Revivifier la démocratie
Le concept d’État de droit s’oppose à la notion de pouvoir arbitraire. Il désigne un État dans lequel la puissance publique est soumise aux règles de droit, un « État dans lequel les normes juridiques sont hiérarchisées de telle sorte que sa puissance s’en trouve limitée ». L’État de droit implique une hiérarchie des règles de droit, l’égalité devant la loi et la séparation des pouvoirs.[1]
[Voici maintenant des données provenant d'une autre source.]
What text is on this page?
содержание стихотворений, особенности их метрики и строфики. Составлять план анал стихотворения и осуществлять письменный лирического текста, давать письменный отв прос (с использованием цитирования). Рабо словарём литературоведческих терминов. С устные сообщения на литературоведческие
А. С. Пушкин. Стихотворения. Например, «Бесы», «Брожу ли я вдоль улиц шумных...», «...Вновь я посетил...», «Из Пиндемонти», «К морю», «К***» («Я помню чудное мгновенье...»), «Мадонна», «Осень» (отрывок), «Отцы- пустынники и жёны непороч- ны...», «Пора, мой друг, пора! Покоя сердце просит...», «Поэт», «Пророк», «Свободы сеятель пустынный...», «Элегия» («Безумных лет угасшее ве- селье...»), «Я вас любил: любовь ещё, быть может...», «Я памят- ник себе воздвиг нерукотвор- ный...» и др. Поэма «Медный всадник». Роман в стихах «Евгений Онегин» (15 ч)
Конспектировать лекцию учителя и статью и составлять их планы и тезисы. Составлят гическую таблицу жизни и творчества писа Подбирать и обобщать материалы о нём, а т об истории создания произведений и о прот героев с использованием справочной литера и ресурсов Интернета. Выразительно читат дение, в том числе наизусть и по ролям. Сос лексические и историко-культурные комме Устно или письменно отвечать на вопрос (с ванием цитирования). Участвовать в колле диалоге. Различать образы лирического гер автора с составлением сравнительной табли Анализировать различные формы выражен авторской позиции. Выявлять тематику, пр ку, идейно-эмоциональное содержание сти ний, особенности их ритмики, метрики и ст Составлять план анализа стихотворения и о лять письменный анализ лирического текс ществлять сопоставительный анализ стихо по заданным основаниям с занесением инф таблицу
Des pratiques contestables en France
Dès juin 2016, Christine Lazerges, à l’époque présidente de la Commission nationale consultative des droits de l’homme (CNCDH), déclarait dans la Lettre de Justice et Paix : « Depuis les premiers actes terroristes qui ont frappé douloureusement la France en 1986, le Parlement a, petit à petit, créé puis durci une procédure pénale dérogatoire ou d’exception pour un certain nombre d’infractions liées au terrorisme, mais aussi plus largement à la criminalité organisée. Dans le cadre de cette procédure dérogatoire, que j’appelle ʺ procédure pénale bis ʺ, les garanties classiques du procès pénal sont moindres : la garde à vue peut être plus longue, les perquisitions plus faciles, etc. Un certain nombre de garanties de la procédure pénale de droit commun sont refusées. Plus de trente réformes du droit pénal et de la procédure pénale sont venues bouleverser l’équilibre entre liberté et sécurité. »
Le phénomène s’est approfondi avec des états d’urgence à répétition fondés sur le terrorisme ou la Covid-19. De même à Calais et Grande-Synthe, les pouvoirs publics ont mis en place une politique intransigeante de lutte contre les « points de fixation » sur l’ensemble du littoral de la Manche afin de dissuader les personnes exilées de venir sur cette zone.[2]
Stéphanie Hennette Vauchez[3] explique comment « les régimes d’exception confèrent aux autorités publiques, et notamment au pouvoir exécutif, des pouvoirs exorbitants du droit commun. (…) L’état d’urgence était autrefois un interrupteur qui était soit allumé, soit éteint. Il est devenu un variateur ». Ainsi la fermeture des lieux de culte par les préfets a été instaurée en 2016, normalisée en 2017 dans la loi sur le terrorisme et en 2021 dans la loi séparatisme. « Dans cet exemple comme dans des centaines d’autres, l’état d’urgence a permis à la logique de l’exception de se disséminer peu à peu dans l’ensemble de l’ordre juridique. »
Le monde entier est concerné
Dès 2001, le Conseil de sécurité des Nations unies a exigé la mise en place par les États d’une réglementation pénale relative au terrorisme. Quand un pays l’a refusé en 2004 au prétexte qu’il n’avait pas de terrorisme chez lui, il s’est fait critiquer par le Conseil. Au fil des ans de nouveaux domaines ont été ajoutés, par exemple en matière financière. Les Nations unies ont ainsi promu une admissibilité mondiale de l’exception, sa normalisation au plan national.[4]
La Covid-19 a poussé les États vers quatre stratégies d’urgence : utilisation traditionnelle des pouvoirs, utilisation sans base légale, utilisation extensive, reconversion des pouvoirs sécuritaires vers la Covid-19. Des mesures nationales et locales ont cohabité. Ainsi en France « Un grand nombre d’autorités ont ajouté des interdictions au niveau local, qui étaient totalement inutiles et qui s’inscrivaient dans une forme de surenchère hystérique de normes. »[5]
Face à cela le Conseil des droits de l’homme des Nations unies étudie des mécanismes de surveillance. La Rapporteuse, Fionnuala Ní Aoláin, souhaite que les efforts portent particulièrement sur la protection de la santé et l’environnement. « Les solutions ne sont pas si dures à trouver : elles consistent à revivifier la démocratie, à renforcer la participation des citoyens, à consolider l’espace civique et à défendre l’idée que la dignité de la personne humaine est fondamentale. »[6]
[1] L’État de droit : définition| Vie publique.fr (vie-publique.fr)
[2] CNCDH. Avis sur la situation des personnes exilées à Calais et Grande-Synthe, 11 février 2021
[3] La démocratie en état d’urgence, Quand l’exception devient permanente, Le Seuil ; 2022 et « Le Monde » 23 janvier 2022
[4] Ibid page 181 : « La lutte contre les abus de l’exception est un combat aussi ancien que le droit lui-même », Conversation entre Fionnuala Ní Aoláin (Rapporteuse spéciale des Nations unies sur la promotion et la protection des droits de l’homme et des libertés fondamentales) et Stéphanie Hennette Vauchez.